Dual-Pathway Fusion of EHRs and Knowledge Graphs for Predicting Unseen Drug-Drug Interactions
Franklin Lee, Tengfei Ma
TL;DR
This work presents a novel dual-pathway framework that fuses knowledge-graph–based DDI reasoning with patient-level EHR context to produce mechanism-specific, auditable alerts. A Fusion Teacher integrates KG relations with EHR-derived drug embeddings, while a Knowledge-distilled Student provides zero-shot, EHR-only predictions for drugs absent from KGs. Across edge and node hold-out evaluations, the approach yields higher precision and F1 than KG-only or unimodal baselines, with case studies demonstrating clinically recognized mechanisms for unseen drugs. The results support practical deployment in clinical decision support and pharmacovigilance, offering interpretable evidence and robust performance across settings. Overall, the combination of KG–EHR fusion and distillation effectively bridges population-level pharmacology knowledge with patient-specific signals, enabling accurate and actionable DDI predictions for both familiar and novel drugs.
Abstract
Drug-drug interactions (DDIs) remain a major source of preventable harm, and many clinically important mechanisms are still unknown.
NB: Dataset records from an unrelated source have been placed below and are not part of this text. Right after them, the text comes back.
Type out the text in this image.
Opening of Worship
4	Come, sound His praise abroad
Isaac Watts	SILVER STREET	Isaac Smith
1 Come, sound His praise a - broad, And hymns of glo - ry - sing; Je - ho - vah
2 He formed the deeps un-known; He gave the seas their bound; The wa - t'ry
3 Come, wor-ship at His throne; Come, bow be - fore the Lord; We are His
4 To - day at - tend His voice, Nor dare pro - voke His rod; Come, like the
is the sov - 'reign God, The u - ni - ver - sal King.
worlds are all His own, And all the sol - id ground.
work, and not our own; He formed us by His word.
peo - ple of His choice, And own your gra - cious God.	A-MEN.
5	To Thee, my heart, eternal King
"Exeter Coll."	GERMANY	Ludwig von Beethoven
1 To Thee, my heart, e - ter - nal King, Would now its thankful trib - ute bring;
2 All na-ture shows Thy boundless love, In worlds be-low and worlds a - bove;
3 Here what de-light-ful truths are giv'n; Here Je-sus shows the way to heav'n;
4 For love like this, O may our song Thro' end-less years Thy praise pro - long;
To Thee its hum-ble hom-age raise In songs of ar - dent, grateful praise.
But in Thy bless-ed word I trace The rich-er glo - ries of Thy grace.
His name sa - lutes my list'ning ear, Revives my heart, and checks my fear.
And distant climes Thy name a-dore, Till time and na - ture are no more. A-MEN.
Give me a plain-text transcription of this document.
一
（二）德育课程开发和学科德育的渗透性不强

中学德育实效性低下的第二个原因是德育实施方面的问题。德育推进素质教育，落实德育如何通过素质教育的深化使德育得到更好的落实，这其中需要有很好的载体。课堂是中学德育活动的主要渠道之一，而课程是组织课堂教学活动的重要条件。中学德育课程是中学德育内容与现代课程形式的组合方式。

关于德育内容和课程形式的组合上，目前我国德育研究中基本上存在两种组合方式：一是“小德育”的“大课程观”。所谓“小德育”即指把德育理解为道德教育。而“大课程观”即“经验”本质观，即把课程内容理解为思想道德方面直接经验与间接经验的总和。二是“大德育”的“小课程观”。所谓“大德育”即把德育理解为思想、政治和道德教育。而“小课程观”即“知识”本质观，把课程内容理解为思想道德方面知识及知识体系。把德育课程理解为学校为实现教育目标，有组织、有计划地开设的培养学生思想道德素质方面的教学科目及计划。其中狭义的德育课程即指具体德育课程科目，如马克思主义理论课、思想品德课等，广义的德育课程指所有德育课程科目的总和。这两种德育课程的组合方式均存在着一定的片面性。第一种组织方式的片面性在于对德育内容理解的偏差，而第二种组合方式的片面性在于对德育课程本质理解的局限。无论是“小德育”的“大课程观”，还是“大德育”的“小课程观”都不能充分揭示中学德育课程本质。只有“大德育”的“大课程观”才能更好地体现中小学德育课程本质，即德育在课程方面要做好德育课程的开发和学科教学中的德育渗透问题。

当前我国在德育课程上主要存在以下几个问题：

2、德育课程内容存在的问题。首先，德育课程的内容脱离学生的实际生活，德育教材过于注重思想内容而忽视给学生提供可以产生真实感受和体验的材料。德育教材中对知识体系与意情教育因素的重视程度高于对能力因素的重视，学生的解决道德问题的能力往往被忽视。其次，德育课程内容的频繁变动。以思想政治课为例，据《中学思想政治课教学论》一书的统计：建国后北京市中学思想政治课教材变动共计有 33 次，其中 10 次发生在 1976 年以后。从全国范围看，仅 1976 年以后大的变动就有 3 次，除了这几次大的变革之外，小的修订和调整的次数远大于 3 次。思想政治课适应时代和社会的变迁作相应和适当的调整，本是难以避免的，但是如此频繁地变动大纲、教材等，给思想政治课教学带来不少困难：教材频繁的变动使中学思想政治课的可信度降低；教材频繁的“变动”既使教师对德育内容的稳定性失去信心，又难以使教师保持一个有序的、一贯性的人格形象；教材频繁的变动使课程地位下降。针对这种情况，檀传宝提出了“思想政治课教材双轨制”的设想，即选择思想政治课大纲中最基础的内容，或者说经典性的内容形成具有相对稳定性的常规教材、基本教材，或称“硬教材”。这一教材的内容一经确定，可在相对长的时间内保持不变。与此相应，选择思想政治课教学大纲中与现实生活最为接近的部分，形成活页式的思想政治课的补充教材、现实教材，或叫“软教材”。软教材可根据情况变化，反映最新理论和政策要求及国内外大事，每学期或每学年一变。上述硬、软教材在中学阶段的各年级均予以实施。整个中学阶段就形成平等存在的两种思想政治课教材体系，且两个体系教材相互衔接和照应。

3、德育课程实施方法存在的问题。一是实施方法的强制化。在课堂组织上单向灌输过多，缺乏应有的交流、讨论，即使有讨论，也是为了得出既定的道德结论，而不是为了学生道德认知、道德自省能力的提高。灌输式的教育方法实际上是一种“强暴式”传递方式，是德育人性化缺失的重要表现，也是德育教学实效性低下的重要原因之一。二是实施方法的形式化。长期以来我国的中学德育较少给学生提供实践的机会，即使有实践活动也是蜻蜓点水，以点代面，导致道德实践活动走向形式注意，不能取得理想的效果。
Existing models either rely on pharmacologic knowledge graphs (KGs), which fail on unseen drugs, or on electronic health records (EHRs), which are noisy, temporal, and site-dependent. We introduce, to our knowledge, the first system that conditions KG relation scoring on patient-level EHR context and distills that reasoning into an EHR-only model for zero-shot inference. A fusion "Teacher" learns mechanism-specific relations for drug pairs represented in both sources, while a distilled "Student" generalizes to new or rarely used drugs without KG access at inference. Both operate under a shared ontology (set) of pharmacologic mechanisms (drug relations) to produce interpretable, auditable alerts rather than opaque risk scores. Trained on a multi-institution EHR corpus paired with a curated DrugBank DDI graph, and evaluated using a clinically aligned, decision-focused protocol with leakage-safe negatives that avoid artificially easy pairs, the system maintains precision across multi-institutuion test data, produces mechanism-specific, clinically consistent predictions, reduces false alerts (higher precision) at comparable overall detection performance (F1), and misses fewer true interactions compared to prior methods. Case studies further show zero-shot identification of clinically recognized CYP-mediated and pharmacodynamic mechanisms for drugs absent from the KG, supporting real-world use in clinical decision support and pharmacovigilance.